Lorsque l’effet d’un traitement n’est que partiellement efficace, voire inefficace, il faut vérifier l’observance thérapeutique, les techniques d’inhalation et s’assurer de l’adéquation de la posologie et de la durée du traitement. En cas de réponse insuffisante sous traitement maximal ou en cas de suspicion d’étiologie plus rare, l’avis du spécialiste devrait être demandé. Les figures 1 et 2 résument cette prise en charge.
Même en l’absence de symptôme d’appel pour une étiologie spécifique, la majorité des toux chroniques sont la conséquence d’une atteinte inflammatoire de la sphère ORL, d’un asthme, ou d’un reflux gastro-œsophagien. Après une radiographie du thorax normale, une prise en charge pragmatique basée sur un traitement empirique de ces trois étiologies (corticoïdes inhalés pour l’asthme, corticoïdes nasaux pour le STOVAS et IPP pour le RGO) peut se justifier. La durée du traitement et la posologie sont importantes pour pouvoir juger de l’efficacité. En cas d’échec, il faut se souvenir que plusieurs causes de toux chronique peuvent coexister et s’auto-entretenir via un mécanisme d’hypersensibilité du réflexe de la toux. Il est alors indiqué d’associer des traitements susmentionnés jusqu’à résolution des symptômes.

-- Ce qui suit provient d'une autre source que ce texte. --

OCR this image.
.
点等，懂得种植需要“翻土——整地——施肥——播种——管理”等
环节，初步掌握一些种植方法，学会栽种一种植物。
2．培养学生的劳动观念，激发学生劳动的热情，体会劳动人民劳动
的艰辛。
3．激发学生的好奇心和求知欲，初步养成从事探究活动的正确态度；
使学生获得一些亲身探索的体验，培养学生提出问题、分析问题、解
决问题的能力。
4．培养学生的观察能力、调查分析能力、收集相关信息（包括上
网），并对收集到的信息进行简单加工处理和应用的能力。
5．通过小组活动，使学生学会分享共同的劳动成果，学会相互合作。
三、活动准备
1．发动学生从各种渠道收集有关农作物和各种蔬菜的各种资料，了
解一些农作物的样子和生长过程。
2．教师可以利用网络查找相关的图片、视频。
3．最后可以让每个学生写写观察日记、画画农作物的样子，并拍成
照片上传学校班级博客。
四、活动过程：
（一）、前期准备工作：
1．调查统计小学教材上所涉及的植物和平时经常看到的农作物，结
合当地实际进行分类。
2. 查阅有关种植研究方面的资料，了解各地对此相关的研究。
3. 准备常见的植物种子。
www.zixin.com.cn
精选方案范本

> Les causes les plus fréquentes de toux chronique sont le syndrome de toux d’origine des voies aériennes supérieures, l’asthme et le reflux gastro-oesophagien
> Les traitements d’épreuve occupent une place essentielle dans la stratégie de prise en charge de la toux chronique, tant pour poser le diagnostic que pour soulager les symptômes
> Plusieurs étiologies de toux chronique peuvent coexister et nécessitent alors une association de traitements
> La durée des traitements d’épreuve, parfois longue, est indispensable pour juger de l’efficacité de ceux-ci
Chronic cough is one of the most common symptoms for which outpatient care is sought. The most frequent causes are upper airway cough syndrome, asthma, and gastro-esophageal reflux. It is often difficult to determine the origin of chronic cough based on the medical history and physical examination. Empirical treatment directed at the three aforementioned etiologies is thus of considerable value in the initial workup. Treatment failure is most commonly due to insufficient treatment (dosage or duration) or to the coexistence of several causes needing simultaneous use of different drugs.